Anshumali Shrivastava, faculty member in Rice University’s Department of Computer Science, has been promoted to associate professor with tenure, effective July 1, 2021. He also has appointments in the Department of Electrical and Computer Engineering and the Department of Statistics.
“Anshu is not a rising star in the department… he's already one of our biggest stars,” exclaimed Chris Jermaine, chair of the Department of Computer Science. “Although Anshu is widely known as an expert in machine learning—and he is—he's really an algorithmist. He's most well-known for his work on scaling machine learning computations using randomization.”
“Promoted and tenured faculty have met rigorous standards and have established national and international reputations in their respective fields,” said Rice Provost Reginald DesRoches in the award announcement.
Shrivastava’s areas of research, teaching and expertise also incorporate scalable and sustainable deep learning, big data and graphs, and social networks mining. His work has been described by his colleagues as “cutting edge” and noted for both its “depth and breadth.”
“I am excited,” says Shrivastava. “Tenure is a significant milestone in the academic career. I am fortunate to have a supportive family and incredible students; this would not be possible without them.
“I must say, I had a very smooth and pleasant experience as a junior faculty—thanks to my colleagues who repeatedly assured me that my progress is on the right track.”
“When you look at how rigorous the tenure process at Rice is and the high expectations of one of the top-most computer science departments in the country, it is comforting to know that I have landed safely on the other side,” Shrivastava continues. “I look forward to seeing what I end up doing in the future.”
In discussing the research, CS chair Jermaine explains how Shrivastava’s work asks the question: How does one develop novel randomized algorithms that can make the largest and most expensive machine learning computations run quickly and with less computational power?

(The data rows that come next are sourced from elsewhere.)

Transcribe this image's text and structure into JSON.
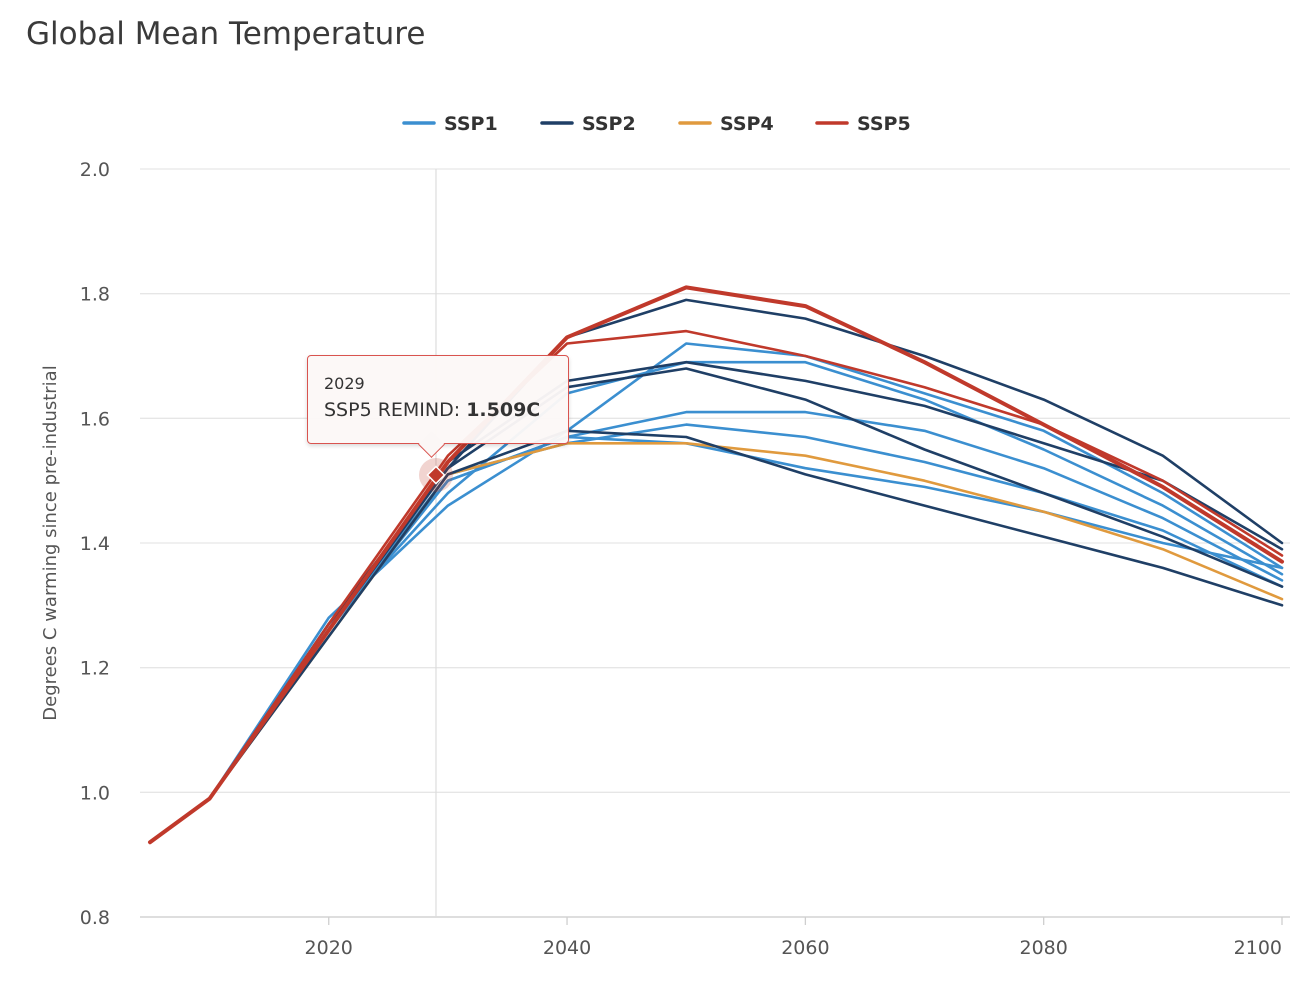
{
  "title": "Global Mean Temperature",
  "legend": [
    {
      "label": "SSP1",
      "color": "#3b8fd0"
    },
    {
      "label": "SSP2",
      "color": "#1f3f66"
    },
    {
      "label": "SSP4",
      "color": "#e09a3e"
    },
    {
      "label": "SSP5",
      "color": "#c0392b"
    }
  ],
  "tooltip": {
    "year": "2029",
    "series_label": "SSP5 REMIND: ",
    "value_label": "1.509C"
  },
  "chart_data": {
    "type": "line",
    "title": "Global Mean Temperature",
    "xlabel": "",
    "ylabel": "Degrees C warming since pre-industrial",
    "xlim": [
      2005,
      2100
    ],
    "ylim": [
      0.8,
      2.0
    ],
    "x_ticks": [
      "2020",
      "2040",
      "2060",
      "2080",
      "2100"
    ],
    "y_ticks": [
      "0.8",
      "1.0",
      "1.2",
      "1.4",
      "1.6",
      "1.8",
      "2.0"
    ],
    "x": [
      2005,
      2010,
      2020,
      2030,
      2040,
      2050,
      2060,
      2070,
      2080,
      2090,
      2100
    ],
    "grid": true,
    "legend_position": "top",
    "series": [
      {
        "group": "SSP1",
        "values": [
          0.92,
          0.99,
          1.28,
          1.46,
          1.58,
          1.72,
          1.7,
          1.64,
          1.58,
          1.48,
          1.36
        ]
      },
      {
        "group": "SSP1",
        "values": [
          0.92,
          0.99,
          1.27,
          1.48,
          1.64,
          1.69,
          1.69,
          1.63,
          1.55,
          1.46,
          1.35
        ]
      },
      {
        "group": "SSP1",
        "values": [
          0.92,
          0.99,
          1.27,
          1.5,
          1.57,
          1.61,
          1.61,
          1.58,
          1.52,
          1.44,
          1.34
        ]
      },
      {
        "group": "SSP1",
        "values": [
          0.92,
          0.99,
          1.26,
          1.51,
          1.56,
          1.59,
          1.57,
          1.53,
          1.48,
          1.42,
          1.33
        ]
      },
      {
        "group": "SSP1",
        "values": [
          0.92,
          0.99,
          1.26,
          1.5,
          1.57,
          1.56,
          1.52,
          1.49,
          1.45,
          1.4,
          1.36
        ]
      },
      {
        "group": "SSP2",
        "values": [
          0.92,
          0.99,
          1.27,
          1.52,
          1.73,
          1.79,
          1.76,
          1.7,
          1.63,
          1.54,
          1.4
        ]
      },
      {
        "group": "SSP2",
        "values": [
          0.92,
          0.99,
          1.26,
          1.53,
          1.66,
          1.69,
          1.66,
          1.62,
          1.56,
          1.5,
          1.39
        ]
      },
      {
        "group": "SSP2",
        "values": [
          0.92,
          0.99,
          1.26,
          1.52,
          1.65,
          1.68,
          1.63,
          1.55,
          1.48,
          1.41,
          1.33
        ]
      },
      {
        "group": "SSP2",
        "values": [
          0.92,
          0.99,
          1.25,
          1.51,
          1.58,
          1.57,
          1.51,
          1.46,
          1.41,
          1.36,
          1.3
        ]
      },
      {
        "group": "SSP4",
        "values": [
          0.92,
          0.99,
          1.25,
          1.51,
          1.56,
          1.56,
          1.54,
          1.5,
          1.45,
          1.39,
          1.31
        ]
      },
      {
        "group": "SSP5",
        "values": [
          0.92,
          0.99,
          1.27,
          1.54,
          1.72,
          1.74,
          1.7,
          1.65,
          1.59,
          1.5,
          1.38
        ]
      },
      {
        "group": "SSP5",
        "values": [
          0.92,
          0.99,
          1.26,
          1.53,
          1.73,
          1.81,
          1.78,
          1.69,
          1.59,
          1.49,
          1.37
        ]
      }
    ],
    "highlight": {
      "group": "SSP5",
      "x": 2029,
      "y": 1.509
    }
  }
}
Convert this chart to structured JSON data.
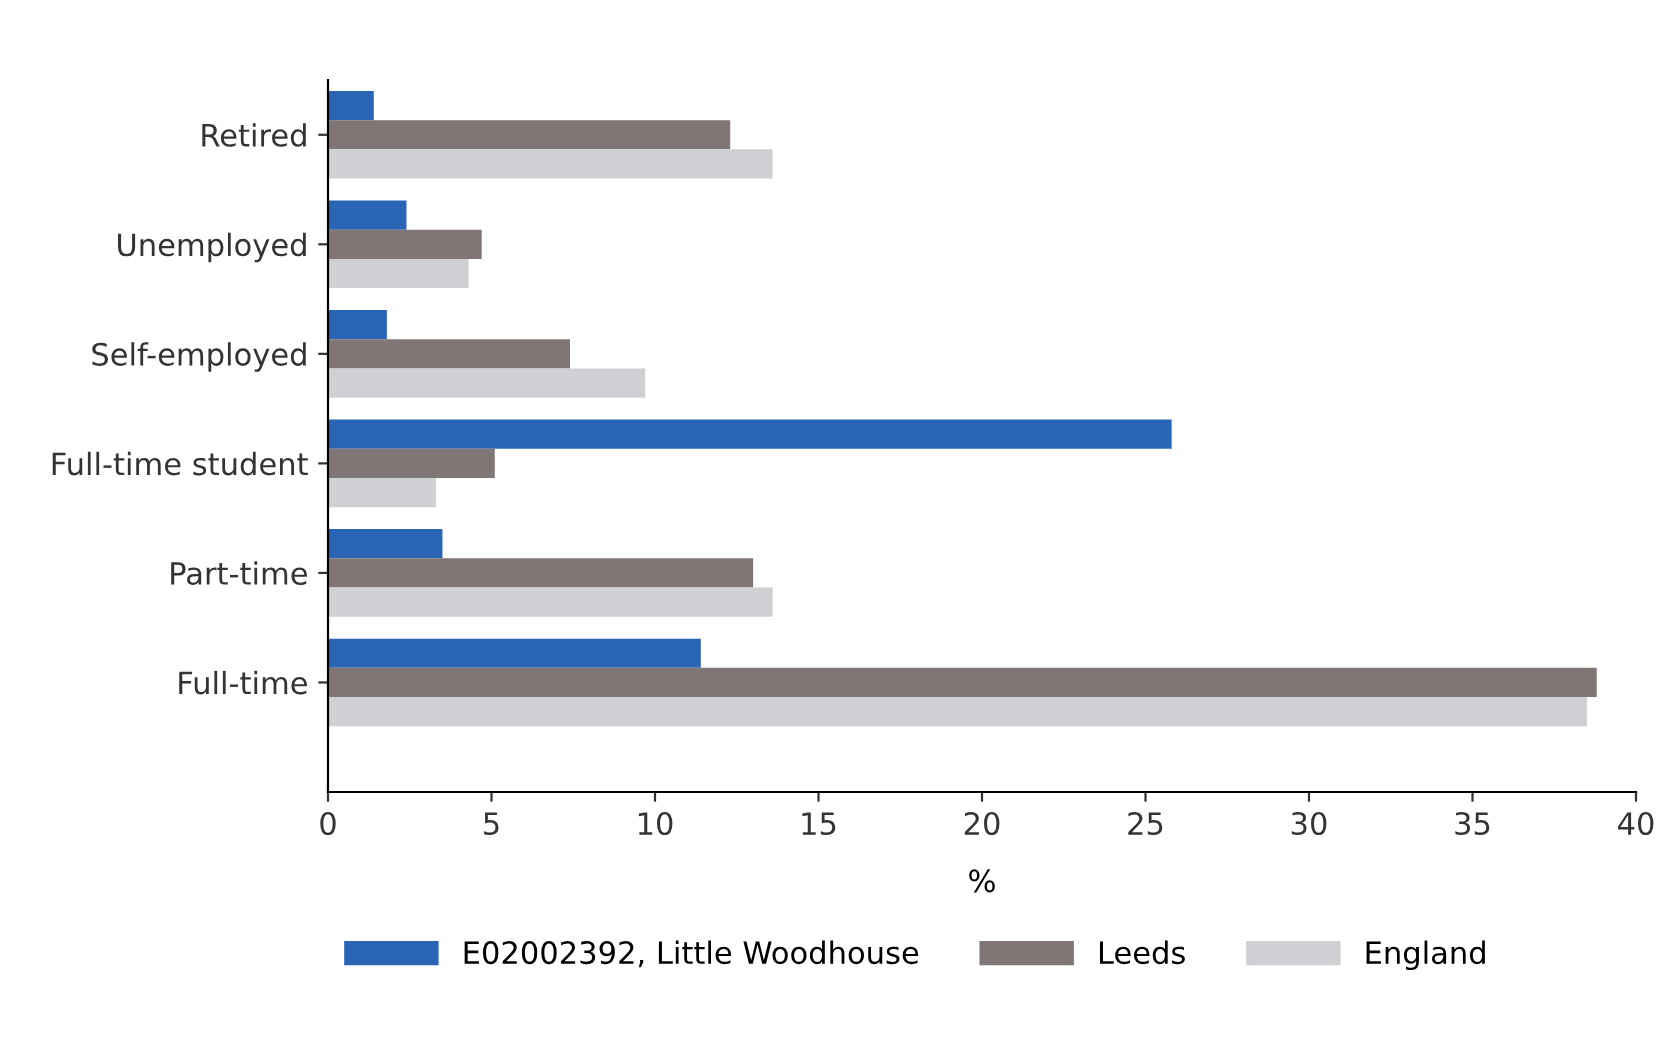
{
  "chart_data": {
    "type": "bar",
    "orientation": "horizontal",
    "xlabel": "%",
    "categories": [
      "Retired",
      "Unemployed",
      "Self-employed",
      "Full-time student",
      "Part-time",
      "Full-time"
    ],
    "series": [
      {
        "name": "E02002392, Little Woodhouse",
        "color": "#2a65b5",
        "values": [
          1.4,
          2.4,
          1.8,
          25.8,
          3.5,
          11.4
        ]
      },
      {
        "name": "Leeds",
        "color": "#7f7675",
        "values": [
          12.3,
          4.7,
          7.4,
          5.1,
          13.0,
          38.8
        ]
      },
      {
        "name": "England",
        "color": "#d0cfd3",
        "values": [
          13.6,
          4.3,
          9.7,
          3.3,
          13.6,
          38.5
        ]
      }
    ],
    "xlim": [
      0,
      40
    ],
    "xticks": [
      0,
      5,
      10,
      15,
      20,
      25,
      30,
      35,
      40
    ],
    "grid": false,
    "legend": "bottom"
  }
}
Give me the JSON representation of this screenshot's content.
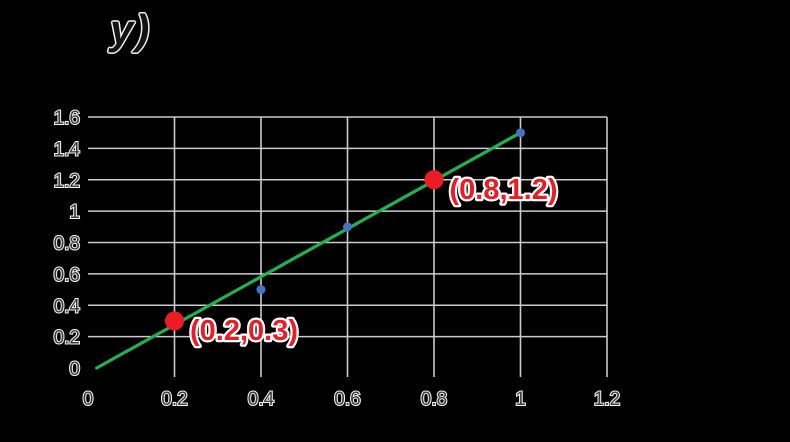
{
  "canvas": {
    "background": "#000000"
  },
  "title_fragment": {
    "text": "y)"
  },
  "chart_data": {
    "type": "scatter",
    "title": "",
    "xlabel": "",
    "ylabel": "",
    "xlim": [
      0,
      1.2
    ],
    "ylim": [
      0,
      1.6
    ],
    "grid": true,
    "legend": "none",
    "x_tick_values": [
      0,
      0.2,
      0.4,
      0.6,
      0.8,
      1,
      1.2
    ],
    "x_tick_labels": [
      "0",
      "0.2",
      "0.4",
      "0.6",
      "0.8",
      "1",
      "1.2"
    ],
    "y_tick_values": [
      0,
      0.2,
      0.4,
      0.6,
      0.8,
      1,
      1.2,
      1.4,
      1.6
    ],
    "y_tick_labels": [
      "0",
      "0.2",
      "0.4",
      "0.6",
      "0.8",
      "1",
      "1.2",
      "1.4",
      "1.6"
    ],
    "gridline_color": "#cbcbcb",
    "tick_label_color": "#3c3c3c",
    "series": [
      {
        "name": "trendline",
        "type": "line",
        "line_color": "#22b14c",
        "points": [
          [
            0.02,
            0.0
          ],
          [
            1.0,
            1.5
          ]
        ]
      },
      {
        "name": "observed-points",
        "type": "scatter",
        "marker_color": "#4472c4",
        "marker_radius": 4.5,
        "points": [
          [
            0.4,
            0.5
          ],
          [
            0.6,
            0.9
          ],
          [
            1.0,
            1.5
          ]
        ]
      },
      {
        "name": "highlighted-points",
        "type": "scatter",
        "marker_color": "#ed1c24",
        "marker_radius": 9.5,
        "points": [
          [
            0.2,
            0.3
          ],
          [
            0.8,
            1.2
          ]
        ],
        "point_labels": [
          "(0.2,0.3)",
          "(0.8,1.2)"
        ],
        "label_color": "#ed1c24"
      }
    ]
  }
}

“This is such an important research area going forward,” Jermaine says. “People increasingly realize that huge models trained over the largest data sets tend to be the most accurate, at the same time they realize the environmental costs of training such models using power-hungry compute clusters.”
As a researcher, Shrivastava has partnered with industry leaders such as Amazon and Intel. In April, he and his team presented his latest artificial intelligence (AI) research at MLSys, the 2021 machine learning systems conference. This presentation demonstrated AI software that runs on commodity processors and trains deep neural networks 15 times faster than platforms based on graphics processors.
Shrivastava’s research into probabilistic bloom filters trained with artificial intelligence also garnered significant attention this past Fall with its ability to help combat the spread of social media misinformation. This new approach to scanning social media applies machine learning in a smarter way to improve the performance of Bloom filters. His team showed their Adaptive Learned Bloom Filter (Ada-BF) required 50% less memory to achieve the same level of performance as learned Bloom filters.
Just last month, Shrivastava was awarded the 2021 Young Faculty Research Award. He was also the recipient of a 2021 Adobe Data Science Research Award. In addition to a number of other significant awards, in 2018, Science News named him one of 10 Scientists to Watch, and he received an NSF CAREER Award in 2017.
Shrivastava received his Ph.D. in computer science from Cornell in 2015. He joined Rice’s faculty the same year.